Though I’ve heard people compare the look of “Bunraku” to green screen films like “Sin City,” it seems closer to me to a live-action anime film made by a fan of Lars von Trier’s “Dogville.” Everything is so exaggeratedly stylized that the visuals constantly call attention to their own construction. Western saloons sit beside Japanese pagodas on a giant, candy-colored soundstage in a weird Disney World dystopia. It’s some time in the future, after mankind has outlawed guns and returned to the sword as the peacekeeping weapon of choice. A powerful mob boss named Nicola the Woodcutter (Ron Perlman) reigns as the supreme ruler of a frontier town until a cowboy (Josh Hartnett) and a samurai (Geckt) arrive, intent on challenging him and his gang of assassins. What do Hartnett and Geckt want with Perlman? What, for that matter, does Perlman want with anyone? For much of the movie, the characters’ motivations are left vague. Mostly, I think, they’re all just looking for excuses to get into elaborate kung fu fights.
Writer/director Guy Moshe obliges them. Scene after scene of “Bunraku,” including most of the last half hour, is given over to action and stunt sequences, all impressive for a movie of this size and budget. One in particular, a “Donkey Kong”-inspired long take that follows Hartnett as he plows through floor after floor of baddies as he makes his way through a prison, is easily one of the coolest movie fights of 2011. But with nothing driving any of the characters forward, all the empty spectacle eventually grows tiresome (at two hours, this movie is at least a half hour too long, too). The different factions and their quests never come together into anything more substantial than a bunch of cool-looking people doing cool-looking stuff.

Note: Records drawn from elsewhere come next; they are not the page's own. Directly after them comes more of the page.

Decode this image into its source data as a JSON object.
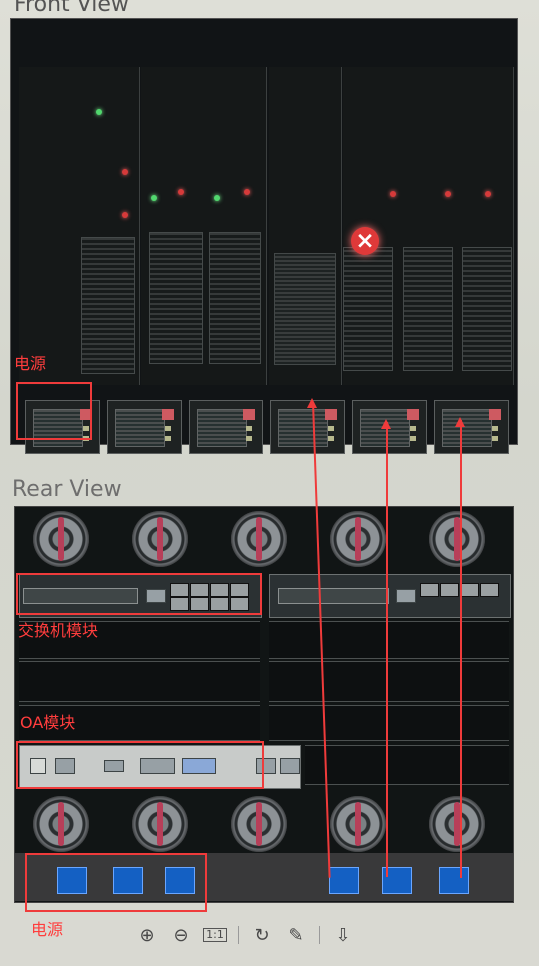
{
  "front_view": {
    "title": "Front View"
  },
  "rear_view": {
    "title": "Rear View"
  },
  "annotations": {
    "power_top": "电源",
    "switch_module": "交换机模块",
    "oa_module": "OA模块",
    "power_bottom": "电源"
  },
  "toolbar": {
    "zoom_in_icon": "zoom-in-icon",
    "zoom_out_icon": "zoom-out-icon",
    "actual_size": "1:1",
    "rotate_icon": "rotate-icon",
    "edit_icon": "pencil-icon",
    "download_icon": "download-icon"
  },
  "colors": {
    "annotation": "#ef3b3b",
    "psu_blue": "#1460c3",
    "fault_red": "#df3939"
  }
}
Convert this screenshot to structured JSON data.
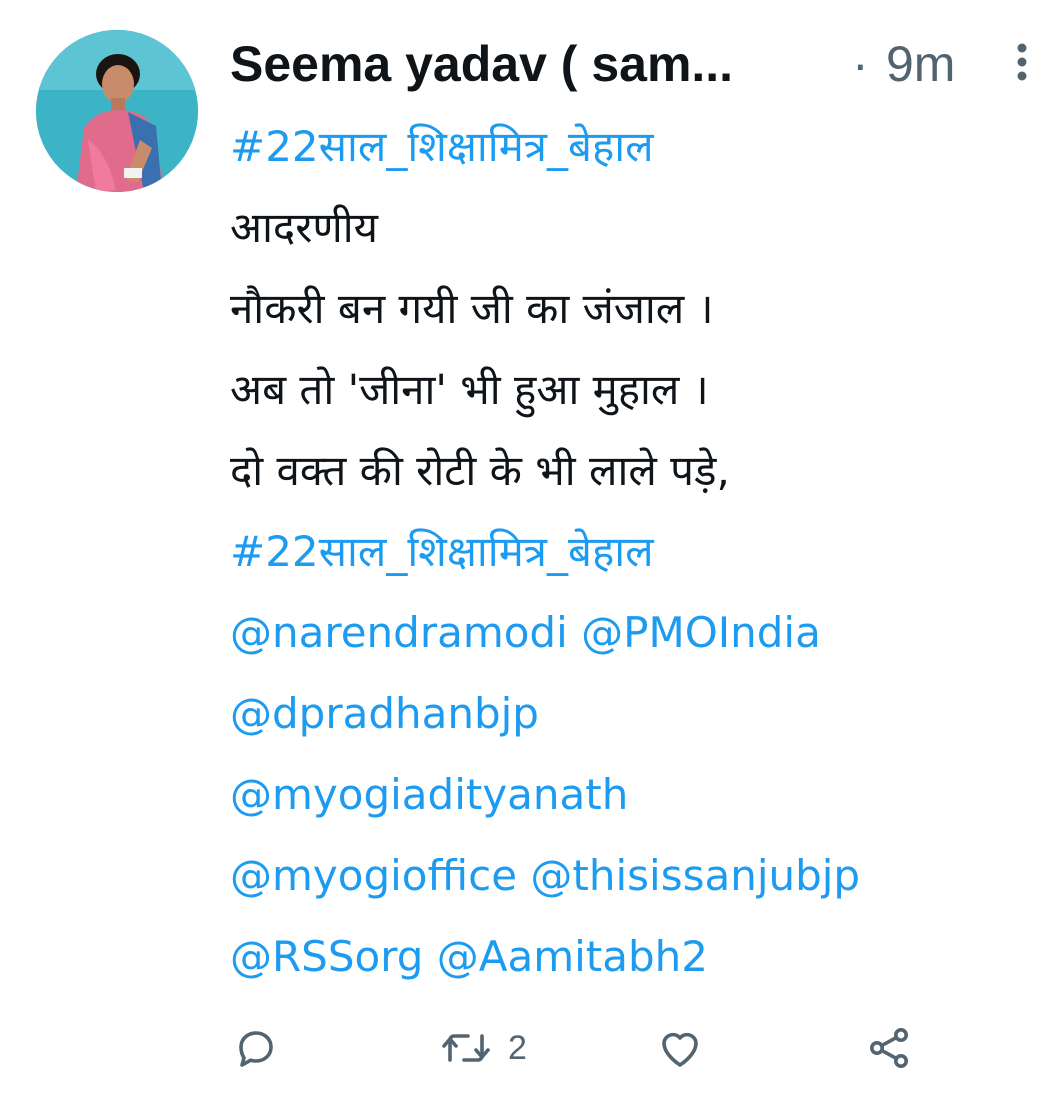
{
  "tweet": {
    "author": {
      "display_name": "Seema yadav ( sam...",
      "avatar": "user-avatar-photo"
    },
    "separator": "·",
    "timestamp": "9m",
    "body": {
      "hashtag_top": "#22साल_शिक्षामित्र_बेहाल",
      "line1": "आदरणीय",
      "line2": "नौकरी बन गयी जी का जंजाल ।",
      "line3": "अब तो 'जीना' भी हुआ मुहाल ।",
      "line4": "दो वक्त की रोटी के भी लाले पड़े,",
      "hashtag_bottom": "#22साल_शिक्षामित्र_बेहाल",
      "mentions": [
        "@narendramodi",
        "@PMOIndia",
        "@dpradhanbjp",
        "@myogiadityanath",
        "@myogioffice",
        "@thisissanjubjp",
        "@RSSorg",
        "@Aamitabh2"
      ]
    },
    "actions": {
      "reply_icon": "reply-icon",
      "retweet_icon": "retweet-icon",
      "retweet_count": "2",
      "like_icon": "heart-icon",
      "share_icon": "share-icon"
    },
    "colors": {
      "link": "#1d9bf0",
      "text": "#0f1419",
      "muted": "#536471"
    }
  }
}
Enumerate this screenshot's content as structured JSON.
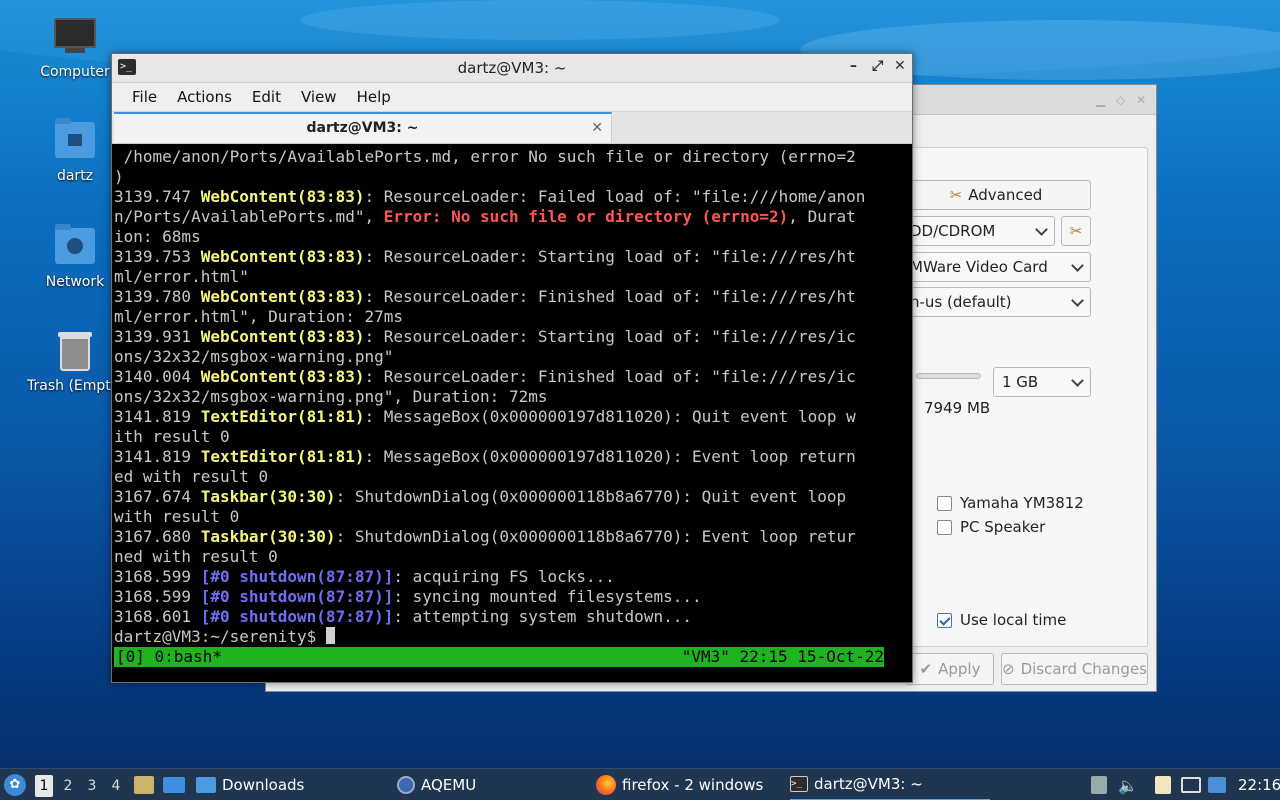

Perlman, Hartnett, Geckt, and the rest of a cast that includes Demi Moore as Perlman’s lover and Woody Harrelson as a bartender who serves his drinks with a side of exposition speak in identical I’m-trying-to-sound-badass monotones; the backgrounds may be vibrantly colorful, but the people populating the environments are all depressingly gray. “Bunraku” doesn’t lack for ideas, just cohesive ones. The result is a movie that is less than the sum of the YouTube clip someone will surely make of all its best fight scenes.